Had Mr. Belichick gone to Washington, there’s a chance he would have cost himself free agents in the process. It’s not so easy to attract the top mercenaries to New England these days with the pull of The Dynasty diminished and the appeal of playing with Brady gone. Sure, money talks. But culture matters too. Now that he’s dissociated himself from last week’s black eye at The Capital, Belichick can play the free agent field armed with both deep pockets and a perceived deep understanding of what today’s athletes are concerned about.

And while I’d have preferred Belichick stepped in front of a camera to deliver his comments, his statement was strong and had impact.

“One of the most rewarding things in my professional career took place in 2020 when, through the great leadership within our team, conversations about social justice, equality and human rights moved to the forefront and became actions,” Belichick wrote. “Continuing those efforts while remaining true to the people, team and country I love outweigh the benefits of any individual award.”
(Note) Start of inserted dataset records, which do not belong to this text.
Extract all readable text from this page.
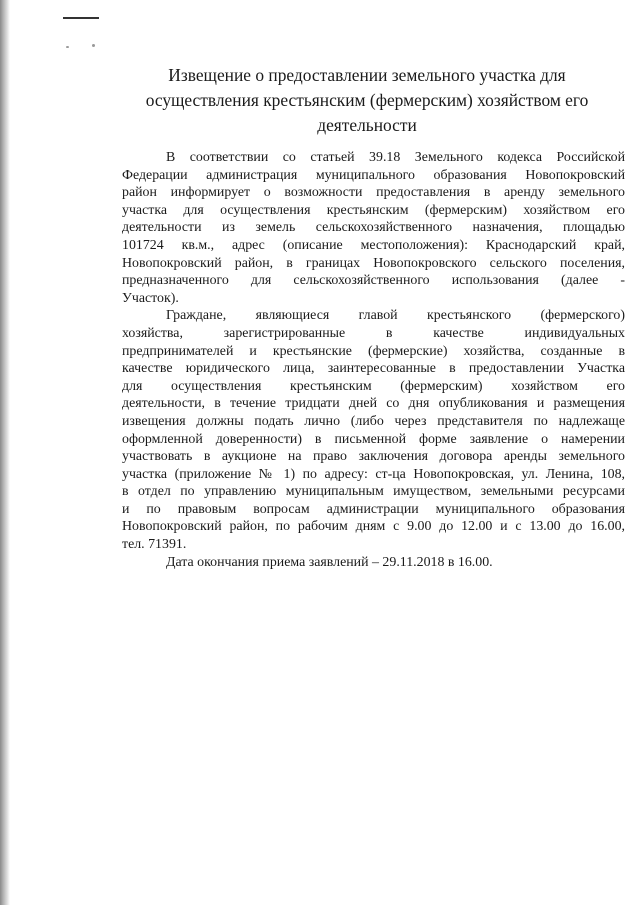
Извещение о предоставлении земельного участка для
осуществления крестьянским (фермерским) хозяйством его
деятельности

В соответствии со статьей 39.18 Земельного кодекса Российской

Федерации администрация муниципального образования Новопокровский

район информирует о возможности предоставления в аренду земельного

участка для осуществления крестьянским (фермерским) хозяйством его

деятельности из земель сельскохозяйственного назначения, площадью

101724 кв.м., адрес (описание местоположения): Краснодарский край,

Новопокровский район, в границах Новопокровского сельского поселения,

предназначенного для сельскохозяйственного использования (далее -

Участок).

Граждане, являющиеся главой крестьянского (фермерского)

хозяйства, зарегистрированные в качестве индивидуальных

предпринимателей и крестьянские (фермерские) хозяйства, созданные в

качестве юридического лица, заинтересованные в предоставлении Участка

для осуществления крестьянским (фермерским) хозяйством его

деятельности, в течение тридцати дней со дня опубликования и размещения

извещения должны подать лично (либо через представителя по надлежаще

оформленной доверенности) в письменной форме заявление о намерении

участвовать в аукционе на право заключения договора аренды земельного

участка (приложение № 1) по адресу: ст-ца Новопокровская, ул. Ленина, 108,

в отдел по управлению муниципальным имуществом, земельными ресурсами

и по правовым вопросам администрации муниципального образования

Новопокровский район, по рабочим дням с 9.00 до 12.00 и с 13.00 до 16.00,

тел. 71391.

Дата окончания приема заявлений – 29.11.2018 в 16.00.
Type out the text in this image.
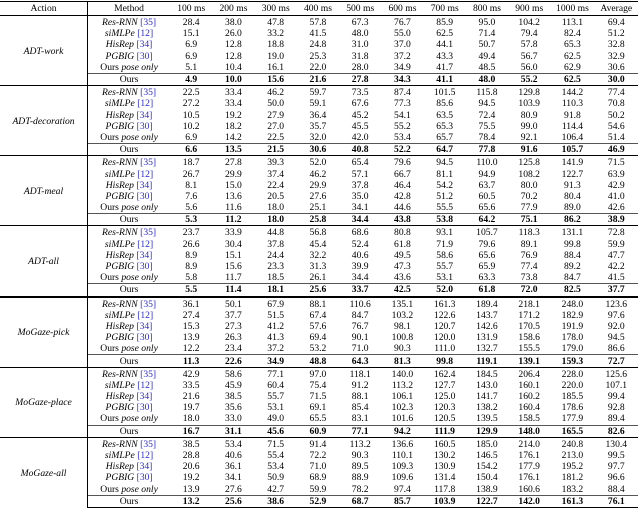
Action	Method	100 ms	200 ms	300 ms	400 ms	500 ms	600 ms	700 ms	800 ms	900 ms	1000 ms	Average
ADT-work	Res-RNN [35]	28.4	38.0	47.8	57.8	67.3	76.7	85.9	95.0	104.2	113.1	69.4
	siMLPe [12]	15.1	26.0	33.2	41.5	48.0	55.0	62.5	71.4	79.4	82.4	51.2
	HisRep [34]	6.9	12.8	18.8	24.8	31.0	37.0	44.1	50.7	57.8	65.3	32.8
	PGBIG [30]	6.9	12.8	19.0	25.3	31.8	37.2	43.3	49.4	56.7	62.5	32.9
	Ours pose only	5.1	10.4	16.1	22.0	28.0	34.9	41.7	48.5	56.0	62.9	30.6
	Ours	4.9	10.0	15.6	21.6	27.8	34.3	41.1	48.0	55.2	62.5	30.0
ADT-decoration	Res-RNN [35]	22.5	33.4	46.2	59.7	73.5	87.4	101.5	115.8	129.8	144.2	77.4
	siMLPe [12]	27.2	33.4	50.0	59.1	67.6	77.3	85.6	94.5	103.9	110.3	70.8
	HisRep [34]	10.5	19.2	27.9	36.4	45.2	54.1	63.5	72.4	80.9	91.8	50.2
	PGBIG [30]	10.2	18.2	27.0	35.7	45.5	55.2	65.3	75.5	99.0	114.4	54.6
	Ours pose only	6.9	14.2	22.5	32.0	42.0	53.4	65.7	78.4	92.1	106.4	51.4
	Ours	6.6	13.5	21.5	30.6	40.8	52.2	64.7	77.8	91.6	105.7	46.9
ADT-meal	Res-RNN [35]	18.7	27.8	39.3	52.0	65.4	79.6	94.5	110.0	125.8	141.9	71.5
	siMLPe [12]	26.7	29.9	37.4	46.2	57.1	66.7	81.1	94.9	108.2	122.7	63.9
	HisRep [34]	8.1	15.0	22.4	29.9	37.8	46.4	54.2	63.7	80.0	91.3	42.9
	PGBIG [30]	7.6	13.6	20.5	27.6	35.0	42.8	51.2	60.5	70.2	80.4	41.0
	Ours pose only	5.6	11.6	18.0	25.1	34.1	44.6	55.5	65.6	77.9	89.0	42.6
	Ours	5.3	11.2	18.0	25.8	34.4	43.8	53.8	64.2	75.1	86.2	38.9
ADT-all	Res-RNN [35]	23.7	33.9	44.8	56.8	68.6	80.8	93.1	105.7	118.3	131.1	72.8
	siMLPe [12]	26.6	30.4	37.8	45.4	52.4	61.8	71.9	79.6	89.1	99.8	59.9
	HisRep [34]	8.9	15.1	24.4	32.2	40.6	49.5	58.6	65.6	76.9	88.4	47.7
	PGBIG [30]	8.9	15.6	23.3	31.3	39.9	47.3	55.7	65.9	77.4	89.2	42.2
	Ours pose only	5.8	11.7	18.5	26.1	34.4	43.6	53.1	63.3	73.8	84.7	41.5
	Ours	5.5	11.4	18.1	25.6	33.7	42.5	52.0	61.8	72.0	82.5	37.7
MoGaze-pick	Res-RNN [35]	36.1	50.1	67.9	88.1	110.6	135.1	161.3	189.4	218.1	248.0	123.6
	siMLPe [12]	27.4	37.7	51.5	67.4	84.7	103.2	122.6	143.7	171.2	182.9	97.6
	HisRep [34]	15.3	27.3	41.2	57.6	76.7	98.1	120.7	142.6	170.5	191.9	92.0
	PGBIG [30]	13.9	26.3	41.3	69.4	90.1	100.8	120.0	131.9	158.6	178.0	94.5
	Ours pose only	12.2	23.4	37.2	53.2	71.0	90.3	111.0	132.7	155.5	179.0	86.6
	Ours	11.3	22.6	34.9	48.8	64.3	81.3	99.8	119.1	139.1	159.3	72.7
MoGaze-place	Res-RNN [35]	42.9	58.6	77.1	97.0	118.1	140.0	162.4	184.5	206.4	228.0	125.6
	siMLPe [12]	33.5	45.9	60.4	75.4	91.2	113.2	127.7	143.0	160.1	220.0	107.1
	HisRep [34]	21.6	38.5	55.7	71.5	88.1	106.1	125.0	141.7	160.2	185.5	99.4
	PGBIG [30]	19.7	35.6	53.1	69.1	85.4	102.3	120.3	138.2	160.4	178.6	92.8
	Ours pose only	18.0	33.0	49.0	65.5	83.1	101.6	120.5	139.5	158.5	177.9	89.4
	Ours	16.7	31.1	45.6	60.9	77.1	94.2	111.9	129.9	148.0	165.5	82.6
MoGaze-all	Res-RNN [35]	38.5	53.4	71.5	91.4	113.2	136.6	160.5	185.0	214.0	240.8	130.4
	siMLPe [12]	28.8	40.6	55.4	72.2	90.3	110.1	130.2	146.5	176.1	213.0	99.5
	HisRep [34]	20.6	36.1	53.4	71.0	89.5	109.3	130.9	154.2	177.9	195.2	97.7
	PGBIG [30]	19.2	34.1	50.9	68.9	88.9	109.6	131.4	150.4	176.1	181.2	96.6
	Ours pose only	13.9	27.6	42.7	59.9	78.2	97.4	117.8	138.9	160.6	183.2	88.4
	Ours	13.2	25.6	38.6	52.9	68.7	85.7	103.9	122.7	142.0	161.3	76.1
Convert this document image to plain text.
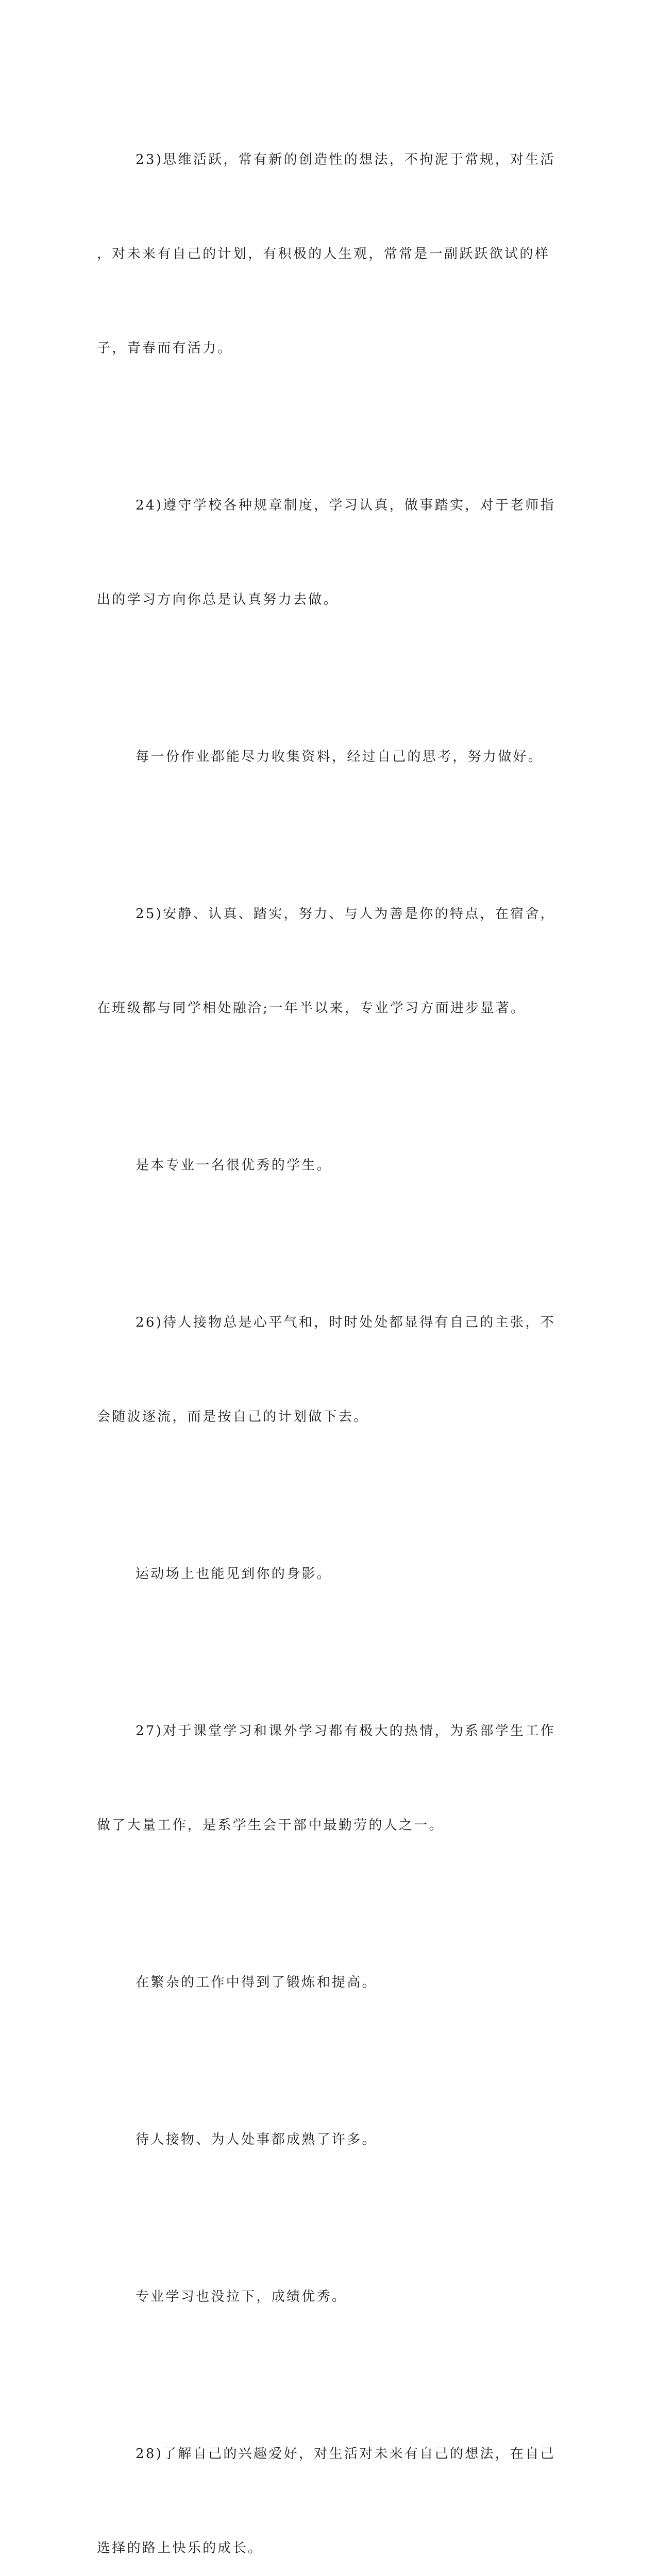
23)思维活跃，常有新的创造性的想法，不拘泥于常规，对生活

，对未来有自己的计划，有积极的人生观，常常是一副跃跃欲试的样

子，青春而有活力。

24)遵守学校各种规章制度，学习认真，做事踏实，对于老师指

出的学习方向你总是认真努力去做。

每一份作业都能尽力收集资料，经过自己的思考，努力做好。

25)安静、认真、踏实，努力、与人为善是你的特点，在宿舍，

在班级都与同学相处融洽;一年半以来，专业学习方面进步显著。

是本专业一名很优秀的学生。

26)待人接物总是心平气和，时时处处都显得有自己的主张，不

会随波逐流，而是按自己的计划做下去。

运动场上也能见到你的身影。

27)对于课堂学习和课外学习都有极大的热情，为系部学生工作

做了大量工作，是系学生会干部中最勤劳的人之一。

在繁杂的工作中得到了锻炼和提高。

待人接物、为人处事都成熟了许多。

专业学习也没拉下，成绩优秀。

28)了解自己的兴趣爱好，对生活对未来有自己的想法，在自己

选择的路上快乐的成长。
Those words are a good look for Belichick now, and they will be for posterity. Belichick will be viewed as a man of principle who remained true to his franchise over individual accolades and even close friends who became toxic.

In 2021, it sets Belichick up for a great offseason as he embarks on perhaps the most important one of his Patriots’ reign. Belichick needs to crush it with personnel moves, particularly if he wants to move the needle back to his side in the great Belichick vs. Brady dynasty debate.

Brady made the playoffs and is winning the most recent battle over Bill, but he hasn’t won the war yet. It’ll take more than a win against Taylor Heinicke while equipped with a dream team of weapons to declare this debate decided.

A much bigger moment for Brady comes this weekend in his third matchup of the season against Drew Brees. Losing to the same team three times in one season would be a bad look for Tom and render his first season outside the nest as one without a signature win. A victory, however, and another trip to a Conference Championship, makes Brady’s decision to divorce for a younger model look worth it.

But Belichick’s big legacy moment of the season is already in the books, and it was a powerful statement that declared he’s not ready to lose just yet. In fact, to this point, it was a bigger win than Brady’s had all year.